America's poker face

By Betsy Streisand
Posted 9/5/04

The card game once reserved for smoky back rooms and heavy- drinking hustlers has exploded into a nationwide craze. Poker tournaments draw millions of TV viewers. Casinos that were closing card rooms en masse a few years ago now can't open new ones fast enough. And young and serious players are hitting the tables in droves.

"We've gone from a world where people were embarrassed to say they were poker players to where they're the hit of the family reunion," says Steve Lipscomb, who created the World Poker Tour. He estimates the poker-playing public has grown from around 50 million five years ago to more than 80 million in the United States today--with no end in sight.

Poker didn't get to be the new "it" game by chance. Celebs like Ben Affleck and Matthew Perry have given it the gloss of cool.

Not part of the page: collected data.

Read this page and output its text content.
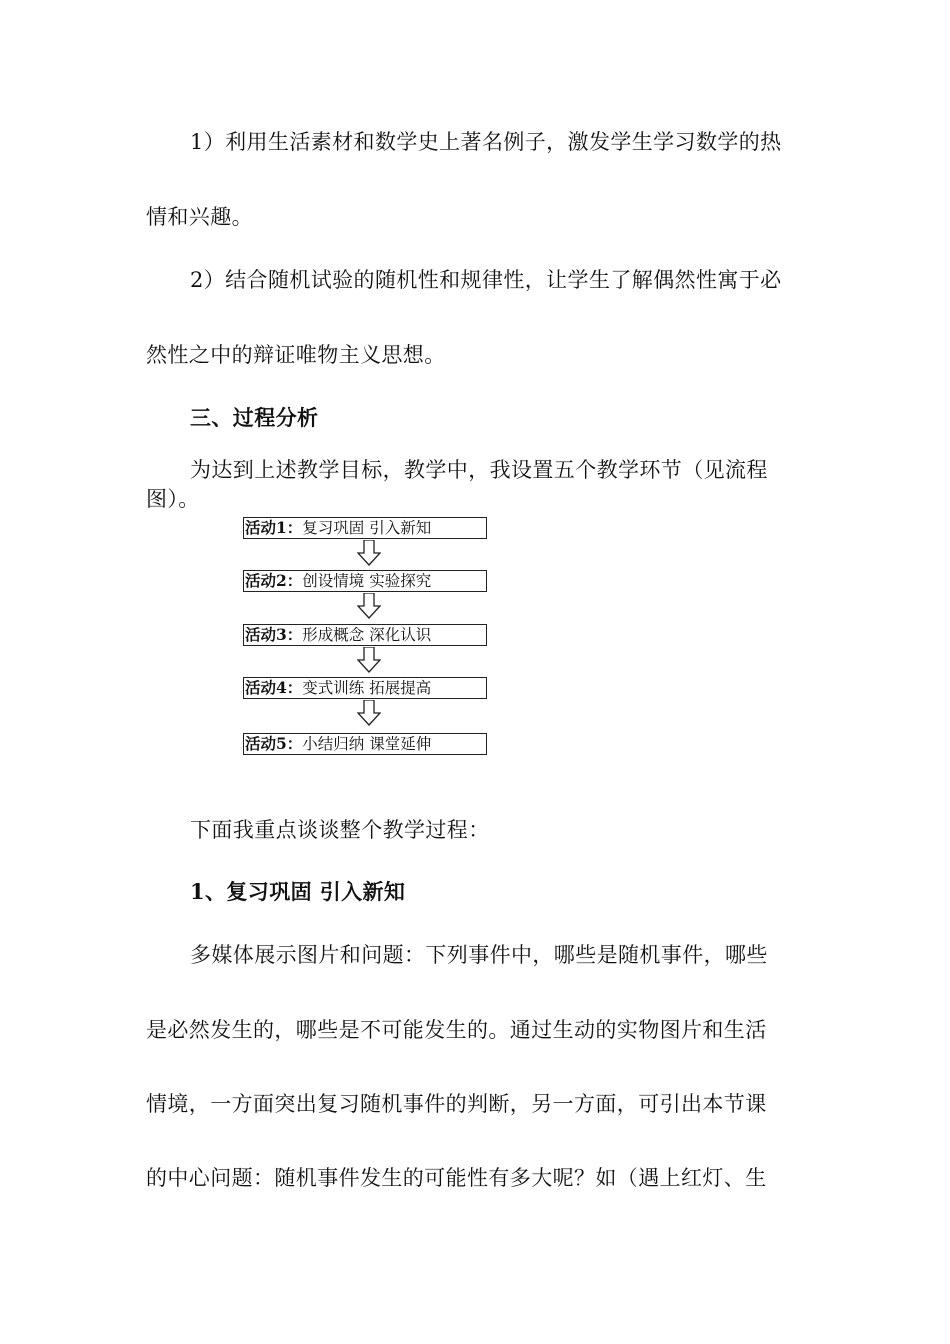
1）利用生活素材和数学史上著名例子，激发学生学习数学的热
情和兴趣。
2）结合随机试验的随机性和规律性，让学生了解偶然性寓于必
然性之中的辩证唯物主义思想。
三、过程分析
为达到上述教学目标，教学中，我设置五个教学环节（见流程
图）。
活动1：复习巩固 引入新知
活动2：创设情境 实验探究
活动3：形成概念 深化认识
活动4：变式训练 拓展提高
活动5：小结归纳 课堂延伸
下面我重点谈谈整个教学过程：
1、复习巩固 引入新知
多媒体展示图片和问题：下列事件中，哪些是随机事件，哪些
是必然发生的，哪些是不可能发生的。通过生动的实物图片和生活
情境，一方面突出复习随机事件的判断，另一方面，可引出本节课
的中心问题：随机事件发生的可能性有多大呢？如（遇上红灯、生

And the Internet has lured thousands of players, both experienced and not, to ante up as much as $100 million collectively each night, according to PokerPulse, which tracks online statistics (major sites, like PartyPoker.com, often host 40,000 players a night).

But nothing has fueled poker's rise like TV. Expert commentators as well as tiny cameras that show players' cards have turned what was once a pretty dull game to watch into a riveting exercise in cunning and craft. You can see not only how pros play but how they bluff. There are six poker shows on the air, including the Travel Channel's WPT , which features 15 major tournaments a year and ESPN's World Series of Poker , another crowd pleaser and the backbone of ESPN's 10-plus hours of weekly poker.

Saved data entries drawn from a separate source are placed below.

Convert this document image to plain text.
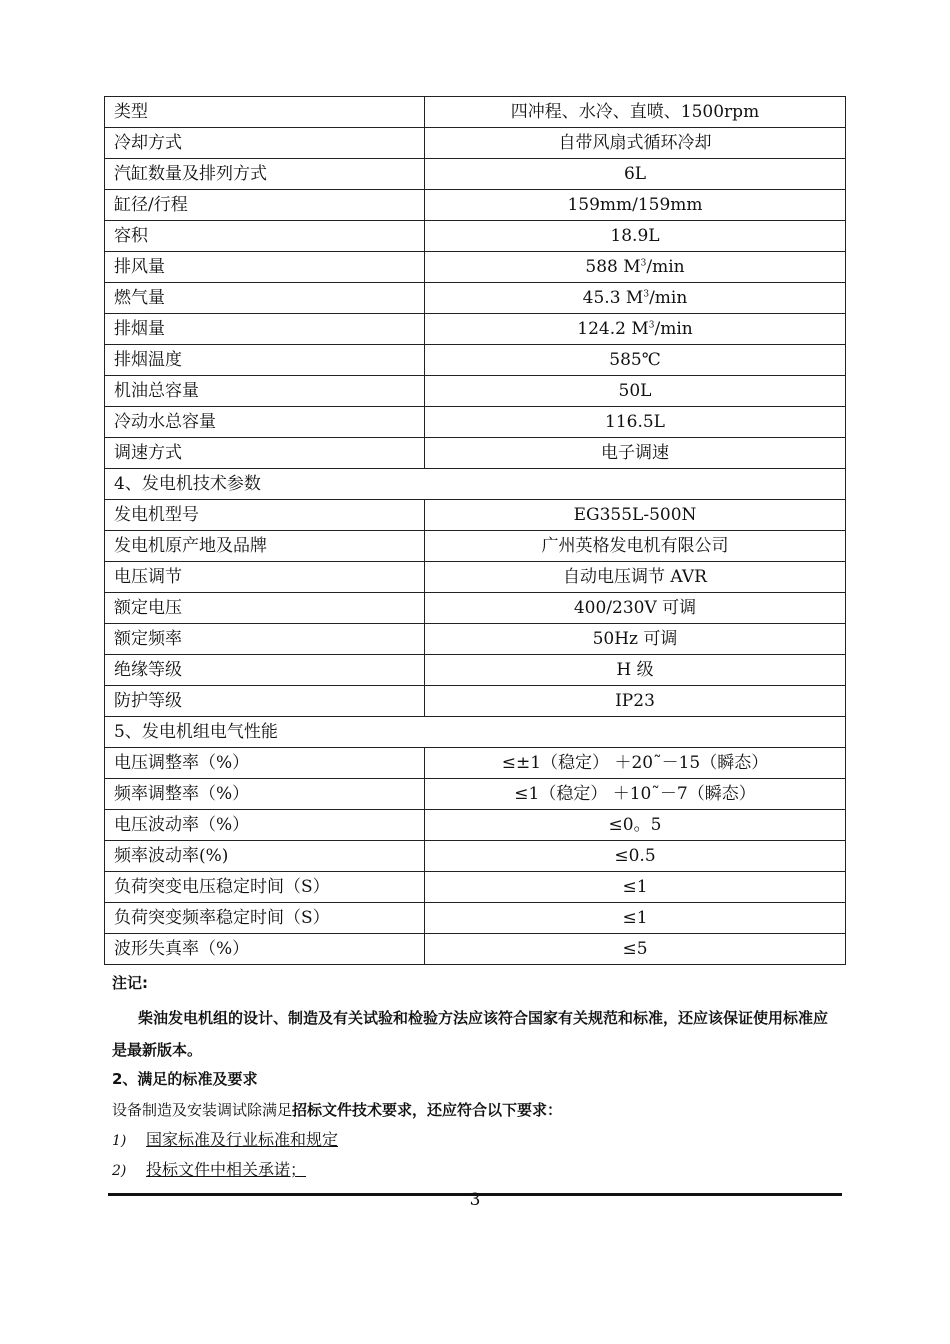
类型	四冲程、水冷、直喷、1500rpm
冷却方式	自带风扇式循环冷却
汽缸数量及排列方式	6L
缸径/行程	159mm/159mm
容积	18.9L
排风量	588 $M^3/\min$
燃气量	45.3 $M^3/\min$
排烟量	124.2 $M^3/\min$
排烟温度	585℃
机油总容量	50L
冷动水总容量	116.5L
调速方式	电子调速
4、发电机技术参数	
发电机型号	EG355L-500N
发电机原产地及品牌	广州英格发电机有限公司
电压调节	自动电压调节 AVR
额定电压	400/230V 可调
额定频率	50Hz 可调
绝缘等级	H 级
防护等级	IP23
5、发电机组电气性能	
电压调整率（%）	≤±1（稳定） ＋20˜－15（瞬态）
频率调整率（%）	≤1（稳定） ＋10˜－7（瞬态）
电压波动率（%）	≤0。5
频率波动率(%)	≤0.5
负荷突变电压稳定时间（S）	≤1
负荷突变频率稳定时间（S）	≤1
波形失真率（%）	≤5
注记:
柴油发电机组的设计、制造及有关试验和检验方法应该符合国家有关规范和标准，还应该保证使用标准应是最新版本。
2、满足的标准及要求
设备制造及安装调试除满足招标文件技术要求，还应符合以下要求：
1) 国家标准及行业标准和规定
2) 投标文件中相关承诺；
3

Ante up. Part of the appeal, says Jeff Shulman, publisher of Card Player magazine, is that "with poker, you can come from nowhere, play against the best--and win." Poker also has today's culturally all-important nobody-to-somebody element--aka the Chris Moneymaker factor. The Tennessee accountant paid $40 to enter a satellite tourney on PokerStars.com and went on to win $2.5 million in the World Series of Poker --with a bluff. These days there are as many as three poker-made millionaires a month--many qualifying in cheap online games ($40 to $200 to join in). Those who don't win their way to the big tournaments can pay to play, though the "buy in" at most WPT events is $10,000.

Less risky home games are exploding. "Before, we had the issue of getting enough players," says Matt Nehmer, 30, who works in public affairs in Washington, D.C. "Now it's the other way around." Getting started doesn't take much cash. The most important element is chips. Not those plastic red, white, and blue ones. Today's card sharks prefer clay chips heavy enough (11.5 grams) to make stacks click. A casino-quality set can run from around $100 a starter set (300 chips) to several hundred for a large set in a tony wooden carrying case. You'll need at least 500 chips for a game with lots of players. Novices would do well to invest in a copy of The Theory of Poker by David Sklansky. For true believers, poker's big names like T. J. Cloutier are now available as bobbleheads.

If that's not game enough, you can buy shares in WPT, which went public this year. But so far, the stock is at best an even bet, wrapped in a bad omen. It came on the market the day Donald Trump filed for bankruptcy protection because of losses at his casinos.

This story appears in the September 13, 2004 print edition of U.S. News & World Report.